Die Linke fordert in dem Aufruf, der dem Tagesspiegel vorliegt, zum Beispiel höhere Bezugssätze, eine verbesserte Alterssicherung oder die Aufhebung der Bedarfsgemeinschaften und der Anrechnung der Partnereinkommen bei Hartz IV. In der Arbeitsmarktpolitik will die Linke ein Investitionsprogramm für neue Arbeitsplätze im Dienstleistungssektor und eine höhere Besteuerung von Vermögen, Erbschaften und Kapitalerträgen.

Einem möglichen Linksbündnis sehen die Grünen gelassen entgegen. Ströbele glaubt nicht an einen dauerhaften Erfolg der Allianz von Wahlalternative und PDS. „Mittelfristig wird das nicht funktionieren.“ Realpolitiker Wolfgang Wieland, der auf Platz zwei der Landesliste für den Bundestag kandidieren will, spricht von einer „Kopfgeburt von oben“, die man aber „trotz der Figuren Lafontaine und Gysi“ ernst nehmen sollte.

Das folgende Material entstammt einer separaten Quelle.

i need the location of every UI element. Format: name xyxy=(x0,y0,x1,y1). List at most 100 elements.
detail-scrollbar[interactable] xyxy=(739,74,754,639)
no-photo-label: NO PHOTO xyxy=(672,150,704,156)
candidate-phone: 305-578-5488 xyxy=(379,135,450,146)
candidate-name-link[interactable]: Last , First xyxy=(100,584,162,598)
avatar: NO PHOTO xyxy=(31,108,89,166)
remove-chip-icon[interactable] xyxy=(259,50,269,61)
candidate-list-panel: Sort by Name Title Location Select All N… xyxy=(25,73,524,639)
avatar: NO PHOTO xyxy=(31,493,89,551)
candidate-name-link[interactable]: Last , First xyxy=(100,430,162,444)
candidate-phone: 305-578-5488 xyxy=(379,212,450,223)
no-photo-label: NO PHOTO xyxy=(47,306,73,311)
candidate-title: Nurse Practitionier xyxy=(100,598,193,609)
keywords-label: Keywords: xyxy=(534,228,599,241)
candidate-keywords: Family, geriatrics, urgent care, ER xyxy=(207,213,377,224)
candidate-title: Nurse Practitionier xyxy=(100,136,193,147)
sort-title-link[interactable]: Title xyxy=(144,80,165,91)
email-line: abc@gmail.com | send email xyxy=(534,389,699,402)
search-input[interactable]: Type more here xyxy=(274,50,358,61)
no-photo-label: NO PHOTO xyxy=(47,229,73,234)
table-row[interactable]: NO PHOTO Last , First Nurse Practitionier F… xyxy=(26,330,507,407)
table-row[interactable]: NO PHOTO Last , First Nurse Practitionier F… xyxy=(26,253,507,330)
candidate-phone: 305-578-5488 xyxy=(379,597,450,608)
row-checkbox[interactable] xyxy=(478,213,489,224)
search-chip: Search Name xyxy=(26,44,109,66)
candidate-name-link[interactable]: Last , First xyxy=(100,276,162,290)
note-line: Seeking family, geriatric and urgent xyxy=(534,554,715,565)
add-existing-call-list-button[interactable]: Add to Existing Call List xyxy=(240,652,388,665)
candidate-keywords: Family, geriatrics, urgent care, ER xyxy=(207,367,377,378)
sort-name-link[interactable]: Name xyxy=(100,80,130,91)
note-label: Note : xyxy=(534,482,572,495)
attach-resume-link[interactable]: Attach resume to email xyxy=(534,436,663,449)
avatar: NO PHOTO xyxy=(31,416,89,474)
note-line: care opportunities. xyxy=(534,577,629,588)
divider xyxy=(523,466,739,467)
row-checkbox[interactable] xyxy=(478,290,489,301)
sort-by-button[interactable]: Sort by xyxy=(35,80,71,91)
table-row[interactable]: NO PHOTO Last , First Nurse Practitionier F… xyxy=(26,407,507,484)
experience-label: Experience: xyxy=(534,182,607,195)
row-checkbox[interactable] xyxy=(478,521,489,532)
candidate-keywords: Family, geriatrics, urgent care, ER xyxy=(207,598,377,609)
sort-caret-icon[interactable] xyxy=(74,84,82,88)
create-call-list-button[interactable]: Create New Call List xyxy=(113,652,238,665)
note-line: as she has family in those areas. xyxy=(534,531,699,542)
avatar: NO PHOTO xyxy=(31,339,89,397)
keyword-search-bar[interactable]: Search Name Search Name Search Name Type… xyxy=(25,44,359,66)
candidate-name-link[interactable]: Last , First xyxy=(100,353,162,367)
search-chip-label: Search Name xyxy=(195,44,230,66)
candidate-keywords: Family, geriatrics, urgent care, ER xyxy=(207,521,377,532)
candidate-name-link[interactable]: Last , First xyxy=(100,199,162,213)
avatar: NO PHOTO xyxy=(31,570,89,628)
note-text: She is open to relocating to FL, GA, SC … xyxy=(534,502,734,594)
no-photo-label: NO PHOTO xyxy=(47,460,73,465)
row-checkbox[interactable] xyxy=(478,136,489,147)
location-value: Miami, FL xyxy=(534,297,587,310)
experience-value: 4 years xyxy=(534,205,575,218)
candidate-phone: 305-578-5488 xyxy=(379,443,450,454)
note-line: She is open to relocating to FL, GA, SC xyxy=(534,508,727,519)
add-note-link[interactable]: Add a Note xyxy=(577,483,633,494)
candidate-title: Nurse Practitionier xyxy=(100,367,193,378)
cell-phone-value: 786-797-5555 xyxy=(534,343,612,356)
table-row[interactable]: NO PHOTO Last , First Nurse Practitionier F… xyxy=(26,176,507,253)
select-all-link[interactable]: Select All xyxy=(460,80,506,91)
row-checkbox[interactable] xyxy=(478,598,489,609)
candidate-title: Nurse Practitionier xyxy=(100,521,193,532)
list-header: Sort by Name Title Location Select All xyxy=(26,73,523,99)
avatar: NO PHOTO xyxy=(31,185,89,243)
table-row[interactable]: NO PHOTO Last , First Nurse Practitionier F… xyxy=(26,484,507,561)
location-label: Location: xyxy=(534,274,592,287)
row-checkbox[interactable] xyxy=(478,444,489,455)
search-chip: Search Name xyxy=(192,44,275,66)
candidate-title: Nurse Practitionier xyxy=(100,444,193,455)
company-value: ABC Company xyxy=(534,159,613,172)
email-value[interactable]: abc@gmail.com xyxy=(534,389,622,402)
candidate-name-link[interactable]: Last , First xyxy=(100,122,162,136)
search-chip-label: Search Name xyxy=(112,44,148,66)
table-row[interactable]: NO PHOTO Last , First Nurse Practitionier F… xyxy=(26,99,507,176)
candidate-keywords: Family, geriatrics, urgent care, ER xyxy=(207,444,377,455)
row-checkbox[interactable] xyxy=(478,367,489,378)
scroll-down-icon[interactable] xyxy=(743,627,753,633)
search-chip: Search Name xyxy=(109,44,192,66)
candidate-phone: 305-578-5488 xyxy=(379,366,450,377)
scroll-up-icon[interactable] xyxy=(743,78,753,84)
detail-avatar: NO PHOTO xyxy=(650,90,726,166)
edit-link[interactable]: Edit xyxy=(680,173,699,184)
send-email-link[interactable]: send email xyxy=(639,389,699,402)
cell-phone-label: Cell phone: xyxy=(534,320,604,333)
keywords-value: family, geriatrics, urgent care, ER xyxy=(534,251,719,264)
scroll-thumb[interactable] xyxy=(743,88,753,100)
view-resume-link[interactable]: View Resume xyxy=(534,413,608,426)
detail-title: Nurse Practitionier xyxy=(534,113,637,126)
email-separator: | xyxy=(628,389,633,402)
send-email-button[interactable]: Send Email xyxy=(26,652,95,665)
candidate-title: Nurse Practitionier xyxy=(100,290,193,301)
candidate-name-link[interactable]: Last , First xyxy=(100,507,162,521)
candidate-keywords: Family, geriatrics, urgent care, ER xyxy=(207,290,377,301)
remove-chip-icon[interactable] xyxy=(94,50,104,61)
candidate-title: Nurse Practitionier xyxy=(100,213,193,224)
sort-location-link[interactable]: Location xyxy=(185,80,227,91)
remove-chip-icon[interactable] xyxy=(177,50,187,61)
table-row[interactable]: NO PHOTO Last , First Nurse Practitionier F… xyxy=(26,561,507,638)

Fraktionschefin Sibyll Klotz, die auf Platz drei in den Bundestag ziehen will, sieht beim Linksbündnis viele traditionelle Politikansätze in der Arbeitsmarktpolitik, „während die Grünen sich modern-links ausrichten“. Im Gegensatz zum Linksbündnis würde die Partei nicht nur ein reines „Weg mit!“ fordern, sondern Lösungen anbieten, betonen die Grünen-Landeschefs Almuth Tharan und Till Heyer-Stuffer.

Linke, Realos und die Grüne Jugend fordern unisono eine stärkere Besinnung auf grüne Themen wie Ökologie, Nachhaltigkeit und soziale Gerechtigkeit. Und der Newcomer Marek Dutschke – jüngster Sohn des Studentenführers Rudi Dutschke – der sich auch auf Listenplatz zwei bewirbt und in Lichtenberg-Hohenschönhausen direkt kandidieren will, möchte generell das Vertrauen der Politikverdrossenen wiedergewinnen. Wie das? „Das soziale Gewissen hervorheben und sich nicht wie Fischer irgendwann von den normalen Durchschnittsbürgern abheben, die durchschnittlich 2000 Euro im Monat verdienen.“ Das wird Fischer nicht gern hören.